薛云照亲眼看着自己的过去被付之一炬,缓缓道:“为天地立心,为生民立命。我薛云照,永远忠于天下,忠于百姓黎民……”

很快,这个朝廷新贵私德不修的名声便再也裹不住了。忤逆父母,独断专行,挥金如土,目中无人。当人们发觉他与那个传闻中清贵自持、皎若云月的世家公子不尽相同时,流言蜚语开始甚嚣尘上,人们开始指摘这个高门逆子,从前人人称颂的景象一时消失无踪。

白玉谁家郎,回车渡天津。
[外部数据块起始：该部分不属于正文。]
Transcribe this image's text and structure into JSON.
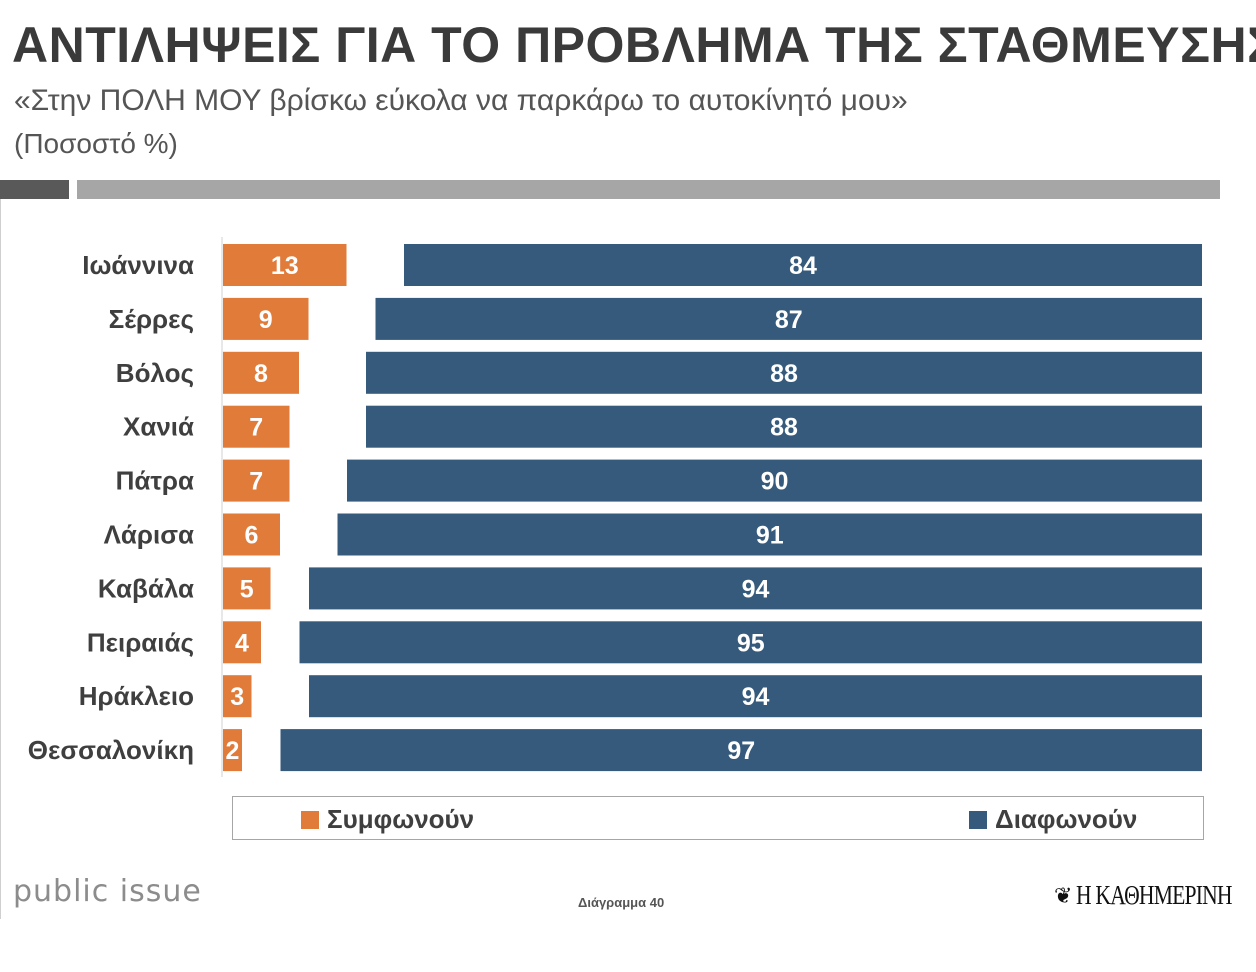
{
  "header": {
    "title": "ΑΝΤΙΛΗΨΕΙΣ ΓΙΑ ΤΟ ΠΡΟΒΛΗΜΑ ΤΗΣ ΣΤΑΘΜΕΥΣΗΣ",
    "subtitle": "«Στην ΠΟΛΗ ΜΟΥ βρίσκω εύκολα να παρκάρω το αυτοκίνητό μου»",
    "unit": "(Ποσοστό %)"
  },
  "chart_data": {
    "type": "bar",
    "orientation": "horizontal",
    "title": "ΑΝΤΙΛΗΨΕΙΣ ΓΙΑ ΤΟ ΠΡΟΒΛΗΜΑ ΤΗΣ ΣΤΑΘΜΕΥΣΗΣ",
    "categories": [
      "Ιωάννινα",
      "Σέρρες",
      "Βόλος",
      "Χανιά",
      "Πάτρα",
      "Λάρισα",
      "Καβάλα",
      "Πειραιάς",
      "Ηράκλειο",
      "Θεσσαλονίκη"
    ],
    "series": [
      {
        "name": "Συμφωνούν",
        "color": "#e07b3a",
        "values": [
          13,
          9,
          8,
          7,
          7,
          6,
          5,
          4,
          3,
          2
        ]
      },
      {
        "name": "Διαφωνούν",
        "color": "#355a7c",
        "values": [
          84,
          87,
          88,
          88,
          90,
          91,
          94,
          95,
          94,
          97
        ]
      }
    ],
    "xlim": [
      0,
      100
    ],
    "data_labels": true,
    "grid": false,
    "legend_position": "bottom"
  },
  "legend": {
    "agree": "Συμφωνούν",
    "disagree": "Διαφωνούν"
  },
  "footer": {
    "brand": "public issue",
    "diagram_label": "Διάγραμμα 40",
    "publisher": "Η ΚΑΘΗΜΕΡΙΝΗ"
  }
}
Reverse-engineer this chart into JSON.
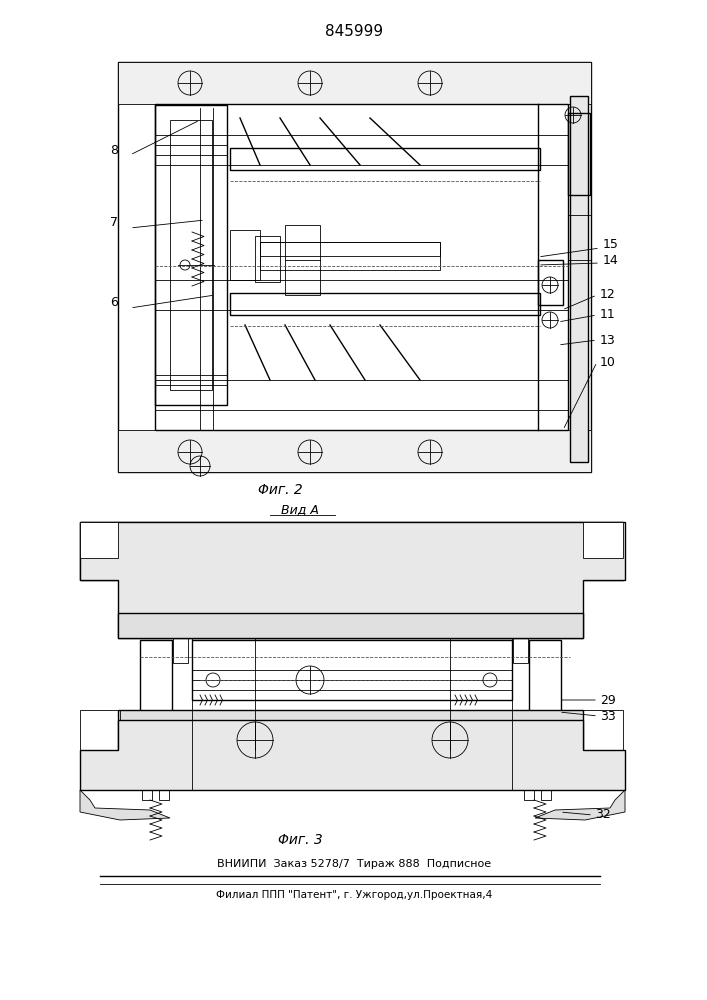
{
  "title": "845999",
  "fig2_label": "Φиг. 2",
  "fig3_label": "Φиг. 3",
  "vida_label": "Вид А",
  "footer_line1": "ВНИИПИ  Заказ 5278/7  Тираж 888  Подписное",
  "footer_line2": "Филиал ППП \"Патент\", г. Ужгород,ул.Проектная,4",
  "bg_color": "#ffffff",
  "lc": "#000000"
}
看花东陌上,惊动洛阳人的美谈,终究是成了水中月,镜中花。

孟卷舒卧在他的怀中,轻声笑了笑:“这下好了,我们俩的名声,没一个是清白的……”

朦朦胧胧中睡意未消,薛云照翻身搂着她,沉吟着:“恶贯满盈的鸳鸯,也是天造的一对,地设的一双……”

——明月高悬,火光依旧。

从前的东西一样样烧,如今大多殆尽了。那曾雅致的厢房书斋,也只剩下一具徒有其表躯壳。

薛云照的面庞被橘黄色的火光肆无忌惮地舔舐着,热烈得像夕阳。他的脚边堆满了书,怀中抱着一摞书,面无表情地凝视着眼前灼人的火势,不觉得闷,不觉得烫,只是缄默地将一本又一本书扔入其中,像是在碾碎废弃的荒草,淡漠地看着它们焚为灰烬。

飞灰被热浪冲得腾起,一寸一寸划过他的目光,往更幽黑更深远的夜空漫溯而去。

像是一条倒流的河,从人间到天上,掩埋十数年过往。

“照儿——”火光之外陡见此景,薛母失声喊了出来,言语颤颤。

她知道近日来他常常会一个人在院中烧东西,衣物器具、笔墨字画,从前用的东西一样也没留下。纵使她忧心如焚,却也不敢操之过急,一遍又一遍地宽慰自己——烧过了,怨气消了,他一定会变回从前的样子的。

因为薛云照是她的儿子,那个自小从来不让人担心的孩子。